米CERT/CCなどは米国時間7月22日,PHPのバージョン 4.2.0 と 4.2.1 にセキュリティ・ホールがあることを公表した。PHPとは,HTMLファイル内に記述するタイプのスクリプト言語およびその実行環境のこと。PHP 4.2.0/4.2.1 が稼働するWebサーバーに,ある特定のリクエストが送信されると,Webサーバーを停止させられたり,サーバー上で任意のコードを実行されたりする。対策はバージョン 4.2.2へのアップグレードやパッチの適用など。

 PHPは,データベースと連携するWebアプリケーションを容易に作成できるスクリプト言語およびその実行環境であり,現在数多くのWebサーバーで利用されている。特に,ApacheについてはPHPモジュールが用意されているために,「Apache+PHP」の組み合わせで稼働しているWebサーバーは非常に多い。

 今回 PHP 4.2.0/4.2.1 において,Webサーバーへアップロードされたデータを処理する部分に不具合が見つかった。そのため,ある細工が施されたPOSTリクエストをPHP(Webサーバー)へ送信されると,そのリクエストを適切に処理できず,PHPあるいはWebサーバーのプロセスがクラッシュしてしまう。

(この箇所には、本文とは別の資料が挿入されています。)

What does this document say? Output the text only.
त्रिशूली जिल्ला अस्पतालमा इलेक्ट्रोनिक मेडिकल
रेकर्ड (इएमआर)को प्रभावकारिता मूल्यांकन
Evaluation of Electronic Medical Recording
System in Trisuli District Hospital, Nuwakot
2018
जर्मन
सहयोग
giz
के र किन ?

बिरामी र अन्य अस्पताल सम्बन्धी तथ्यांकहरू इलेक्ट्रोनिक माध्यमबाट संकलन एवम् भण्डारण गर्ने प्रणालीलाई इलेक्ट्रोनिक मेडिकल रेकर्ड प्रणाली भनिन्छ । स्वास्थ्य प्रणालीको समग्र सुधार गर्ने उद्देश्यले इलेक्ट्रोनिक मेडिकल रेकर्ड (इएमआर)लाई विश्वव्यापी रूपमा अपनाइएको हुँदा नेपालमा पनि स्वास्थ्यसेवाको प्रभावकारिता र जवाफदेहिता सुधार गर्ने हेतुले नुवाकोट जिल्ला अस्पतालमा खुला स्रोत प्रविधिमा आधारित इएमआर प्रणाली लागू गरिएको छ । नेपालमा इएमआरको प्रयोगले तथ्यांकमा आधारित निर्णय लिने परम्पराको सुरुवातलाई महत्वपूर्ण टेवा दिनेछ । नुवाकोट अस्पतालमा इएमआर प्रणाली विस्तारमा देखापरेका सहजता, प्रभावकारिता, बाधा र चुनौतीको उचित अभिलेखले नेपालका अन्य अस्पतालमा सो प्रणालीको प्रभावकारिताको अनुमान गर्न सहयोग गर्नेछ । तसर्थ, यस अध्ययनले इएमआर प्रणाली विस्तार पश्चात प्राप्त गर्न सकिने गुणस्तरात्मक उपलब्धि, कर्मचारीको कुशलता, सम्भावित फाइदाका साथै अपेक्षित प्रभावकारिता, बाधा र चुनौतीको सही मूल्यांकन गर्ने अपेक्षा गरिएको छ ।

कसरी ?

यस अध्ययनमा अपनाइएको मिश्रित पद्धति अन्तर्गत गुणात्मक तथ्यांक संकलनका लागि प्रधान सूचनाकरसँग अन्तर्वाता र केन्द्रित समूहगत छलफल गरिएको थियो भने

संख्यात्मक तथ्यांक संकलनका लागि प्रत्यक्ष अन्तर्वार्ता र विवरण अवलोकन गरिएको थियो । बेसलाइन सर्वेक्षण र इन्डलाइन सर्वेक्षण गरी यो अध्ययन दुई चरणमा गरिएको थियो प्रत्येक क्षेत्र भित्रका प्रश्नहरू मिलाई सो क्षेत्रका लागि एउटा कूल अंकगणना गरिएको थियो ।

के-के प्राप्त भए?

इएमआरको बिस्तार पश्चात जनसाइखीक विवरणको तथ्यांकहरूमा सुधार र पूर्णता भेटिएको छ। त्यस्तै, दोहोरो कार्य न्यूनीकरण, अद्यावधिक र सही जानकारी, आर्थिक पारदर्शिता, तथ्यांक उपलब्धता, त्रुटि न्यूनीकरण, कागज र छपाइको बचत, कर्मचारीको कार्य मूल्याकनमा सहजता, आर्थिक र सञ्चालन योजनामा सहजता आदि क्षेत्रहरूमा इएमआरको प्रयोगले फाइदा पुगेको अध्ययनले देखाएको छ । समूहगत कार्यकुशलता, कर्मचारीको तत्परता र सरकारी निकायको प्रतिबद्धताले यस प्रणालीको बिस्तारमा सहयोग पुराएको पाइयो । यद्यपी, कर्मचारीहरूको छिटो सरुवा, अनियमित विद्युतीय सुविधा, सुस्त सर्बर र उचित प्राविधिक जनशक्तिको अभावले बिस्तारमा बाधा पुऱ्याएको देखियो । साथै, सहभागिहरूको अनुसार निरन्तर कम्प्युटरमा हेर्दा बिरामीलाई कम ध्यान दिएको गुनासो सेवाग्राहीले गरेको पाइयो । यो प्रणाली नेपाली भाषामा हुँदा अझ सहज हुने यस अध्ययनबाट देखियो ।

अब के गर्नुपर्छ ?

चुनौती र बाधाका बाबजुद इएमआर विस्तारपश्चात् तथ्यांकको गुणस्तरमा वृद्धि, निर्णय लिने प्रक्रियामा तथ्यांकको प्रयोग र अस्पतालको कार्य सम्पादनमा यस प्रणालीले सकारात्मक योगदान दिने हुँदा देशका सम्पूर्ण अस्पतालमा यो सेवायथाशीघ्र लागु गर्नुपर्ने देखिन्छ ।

さらに,サーバー上で任意のコードを実行される恐れもある。ただし,x86(IA32)プラットフォームでは,コードを実行される恐れはないという。

 HTTPのPOSTリクエストを使用するため,リモートから容易に攻撃できる。公開用Webサーバーの場合には,ファイアウオールなどで防ぐことはできない。また,PHPの設定を特に変更していなくても影響を受ける。

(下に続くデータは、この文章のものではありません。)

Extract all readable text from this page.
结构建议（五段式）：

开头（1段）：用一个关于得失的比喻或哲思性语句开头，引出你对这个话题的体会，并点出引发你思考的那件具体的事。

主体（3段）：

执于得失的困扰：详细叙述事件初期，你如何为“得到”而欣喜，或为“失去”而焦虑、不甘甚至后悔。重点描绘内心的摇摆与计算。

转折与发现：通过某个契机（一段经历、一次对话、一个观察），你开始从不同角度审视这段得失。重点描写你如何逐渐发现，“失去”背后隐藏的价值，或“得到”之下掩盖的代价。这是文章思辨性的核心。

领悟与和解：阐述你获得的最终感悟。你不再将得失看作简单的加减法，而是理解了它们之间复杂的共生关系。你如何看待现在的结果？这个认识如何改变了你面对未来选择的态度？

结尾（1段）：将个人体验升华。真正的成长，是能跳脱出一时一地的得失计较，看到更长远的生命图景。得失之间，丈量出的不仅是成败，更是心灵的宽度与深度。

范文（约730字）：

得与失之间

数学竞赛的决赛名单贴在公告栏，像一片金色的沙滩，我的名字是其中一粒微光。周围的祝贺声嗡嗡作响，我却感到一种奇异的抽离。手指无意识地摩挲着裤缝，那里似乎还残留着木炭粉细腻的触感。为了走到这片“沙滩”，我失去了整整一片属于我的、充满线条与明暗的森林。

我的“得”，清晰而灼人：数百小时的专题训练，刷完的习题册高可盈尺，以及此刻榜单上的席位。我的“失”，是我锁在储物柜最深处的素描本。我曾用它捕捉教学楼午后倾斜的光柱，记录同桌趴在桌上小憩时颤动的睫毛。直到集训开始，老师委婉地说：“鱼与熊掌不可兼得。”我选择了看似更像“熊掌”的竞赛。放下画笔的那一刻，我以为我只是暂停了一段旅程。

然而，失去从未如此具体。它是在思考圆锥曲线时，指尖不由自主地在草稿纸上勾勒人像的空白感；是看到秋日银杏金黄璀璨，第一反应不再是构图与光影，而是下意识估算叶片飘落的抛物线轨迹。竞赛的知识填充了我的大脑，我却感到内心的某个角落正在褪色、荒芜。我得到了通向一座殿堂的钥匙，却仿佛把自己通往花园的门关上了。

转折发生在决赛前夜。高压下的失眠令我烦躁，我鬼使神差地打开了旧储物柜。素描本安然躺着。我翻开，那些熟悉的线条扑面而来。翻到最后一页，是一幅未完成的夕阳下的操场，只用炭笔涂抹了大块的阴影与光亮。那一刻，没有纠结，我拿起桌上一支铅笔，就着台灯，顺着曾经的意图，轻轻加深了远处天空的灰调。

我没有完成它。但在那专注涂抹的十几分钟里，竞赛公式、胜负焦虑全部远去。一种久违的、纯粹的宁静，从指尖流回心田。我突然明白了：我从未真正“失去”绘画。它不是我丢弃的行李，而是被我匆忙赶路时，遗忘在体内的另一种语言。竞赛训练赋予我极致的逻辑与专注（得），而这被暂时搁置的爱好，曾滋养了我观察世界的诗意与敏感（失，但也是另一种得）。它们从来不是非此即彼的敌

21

 対策は,最新版のバージョン 4.2.2へアップグレードするか,パッチを適用すること。バージョン 4.2.2 やパッチは,The PHP Group のサイトで公開されている。なお,サーバーの負荷を分散させるために,ミラー・サイトからダウンロードしたい。

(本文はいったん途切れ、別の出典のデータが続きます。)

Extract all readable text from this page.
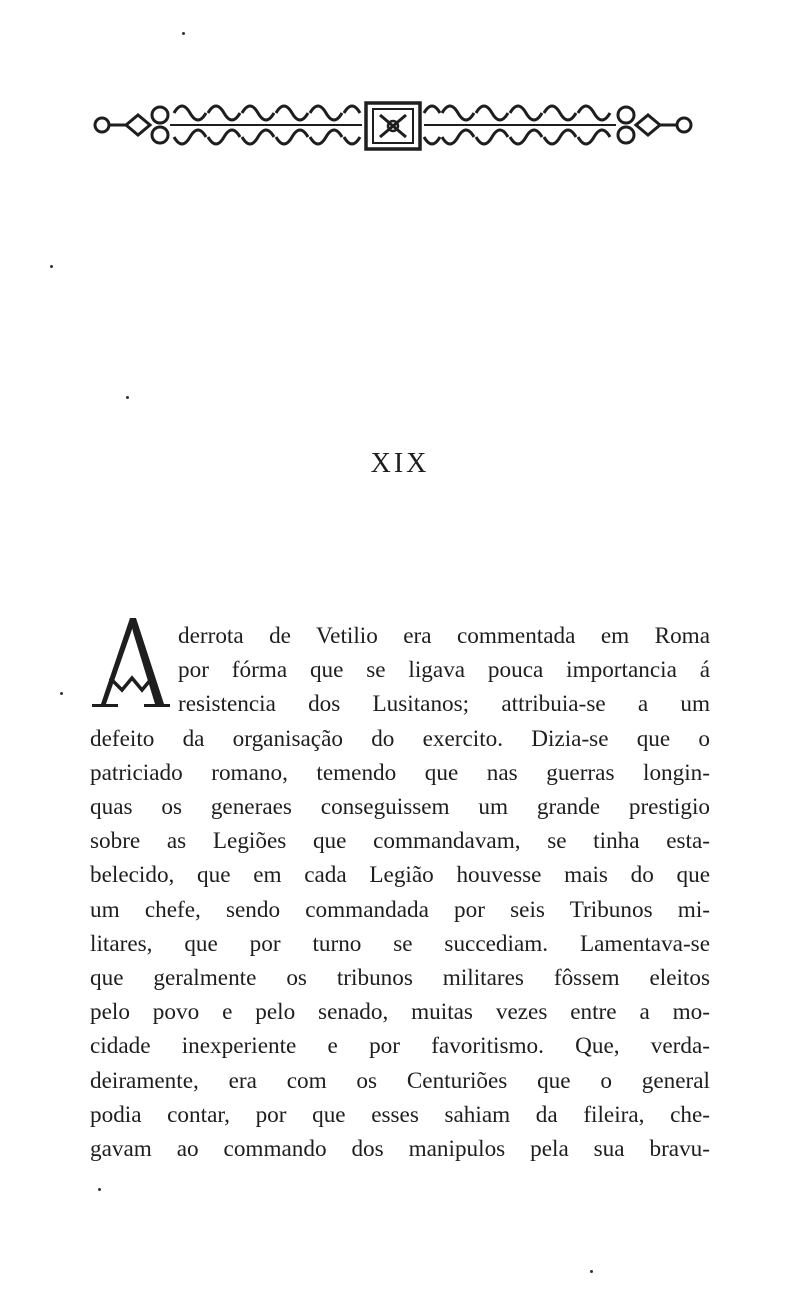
XIX
derrota de Vetilio era commentada em Roma
por fórma que se ligava pouca importancia á
resistencia dos Lusitanos; attribuia-se a um
defeito da organisação do exercito. Dizia-se que o
patriciado romano, temendo que nas guerras longin-
quas os generaes conseguissem um grande prestigio
sobre as Legiões que commandavam, se tinha esta-
belecido, que em cada Legião houvesse mais do que
um chefe, sendo commandada por seis Tribunos mi-
litares, que por turno se succediam. Lamentava-se
que geralmente os tribunos militares fôssem eleitos
pelo povo e pelo senado, muitas vezes entre a mo-
cidade inexperiente e por favoritismo. Que, verda-
deiramente, era com os Centuriões que o general
podia contar, por que esses sahiam da fileira, che-
gavam ao commando dos manipulos pela sua bravu-
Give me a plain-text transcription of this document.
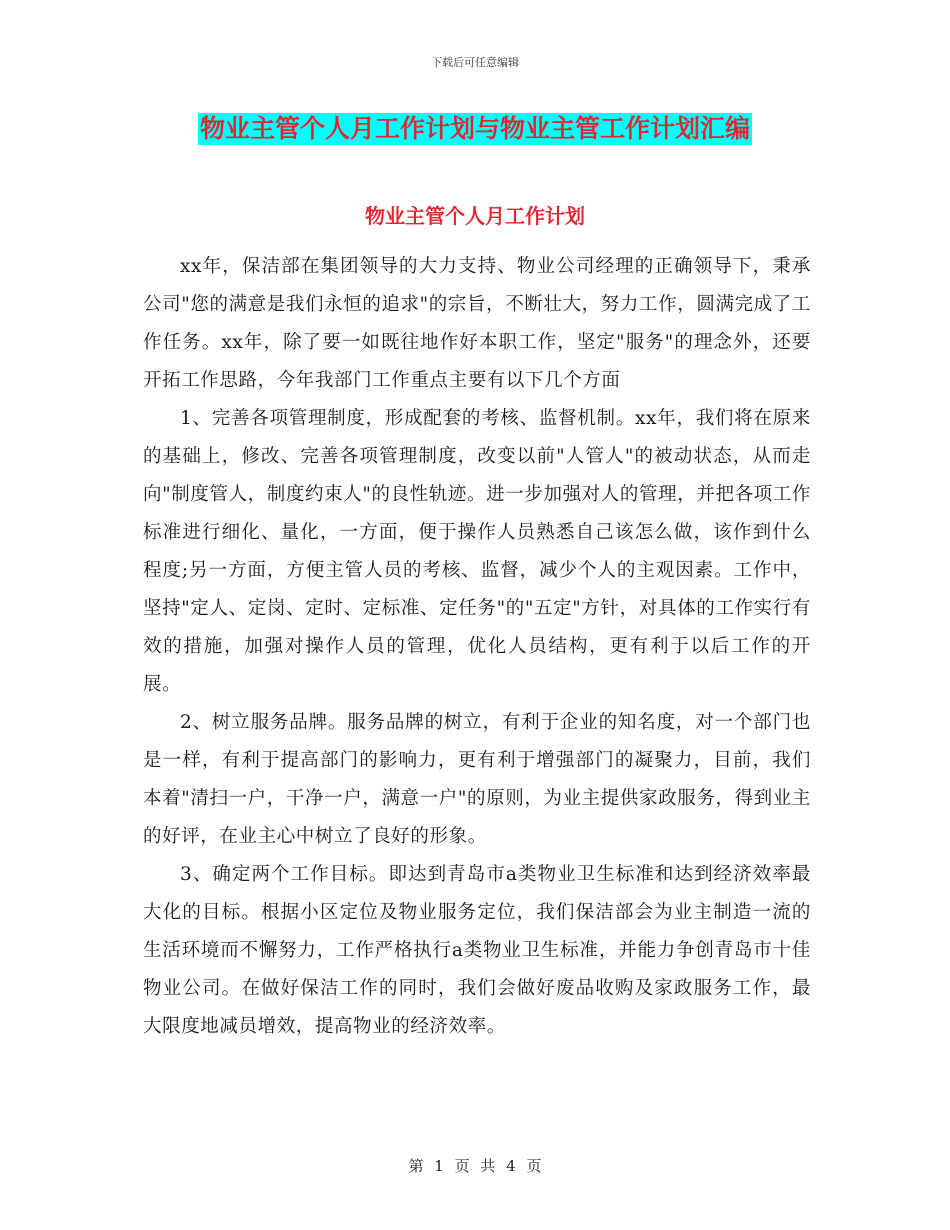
下载后可任意编辑
物业主管个人月工作计划与物业主管工作计划汇编
物业主管个人月工作计划

xx年，保洁部在集团领导的大力支持、物业公司经理的正确领导下，秉承公司"您的满意是我们永恒的追求"的宗旨，不断壮大，努力工作，圆满完成了工作任务。xx年，除了要一如既往地作好本职工作，坚定"服务"的理念外，还要开拓工作思路，今年我部门工作重点主要有以下几个方面

1、完善各项管理制度，形成配套的考核、监督机制。xx年，我们将在原来的基础上，修改、完善各项管理制度，改变以前"人管人"的被动状态，从而走向"制度管人，制度约束人"的良性轨迹。进一步加强对人的管理，并把各项工作标准进行细化、量化，一方面，便于操作人员熟悉自己该怎么做，该作到什么程度;另一方面，方便主管人员的考核、监督，减少个人的主观因素。工作中，坚持"定人、定岗、定时、定标准、定任务"的"五定"方针，对具体的工作实行有效的措施，加强对操作人员的管理，优化人员结构，更有利于以后工作的开展。

2、树立服务品牌。服务品牌的树立，有利于企业的知名度，对一个部门也是一样，有利于提高部门的影响力，更有利于增强部门的凝聚力，目前，我们本着"清扫一户，干净一户，满意一户"的原则，为业主提供家政服务，得到业主的好评，在业主心中树立了良好的形象。

3、确定两个工作目标。即达到青岛市a类物业卫生标准和达到经济效率最大化的目标。根据小区定位及物业服务定位，我们保洁部会为业主制造一流的生活环境而不懈努力，工作严格执行a类物业卫生标准，并能力争创青岛市十佳物业公司。在做好保洁工作的同时，我们会做好废品收购及家政服务工作，最大限度地减员增效，提高物业的经济效率。

第 1 页 共 4 页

 すぐにアップグレードできない場合は,Webサーバーの設定を変更して,POSTリクエストを拒否する。例えば Apacheの場合には,設定ファイル「.htaccess」を変更する(具体的な方法は,CERT/CCの情報などを参照してほしい)。もちろん,PHPのサービスを停止することでも回避できる。

 なお,今回のセキュリティ・ホールの影響を受けるのは,バージョン 4.2.0 および 4.2.1 であるが,バージョン 3.0.10 から 3.0.18,および 4.0.1 から 4.1.1 までにもセキュリティ・ホールが見つかっているので注意が必要である(関連記事)。いずれのセキュリティ・ホールも,発見者は 独e-mattersのStefan Esser 氏である。

 非常に深刻なセキュリティ・ホールである。Webサーバー管理者は早急に対応する必要がある。

◎参考資料
CERT Advisory CA-2002-21 Vulnerability in PHP(米CERT/CC)
PHP Security Advisory: Vulnerability in PHP versions 4.2.0 and 4.2.1(The PHP Group)
Latest version of PHP(The PHP Group)
PHP remote vulnerability(独e-matters)

(勝村 幸博=IT Pro)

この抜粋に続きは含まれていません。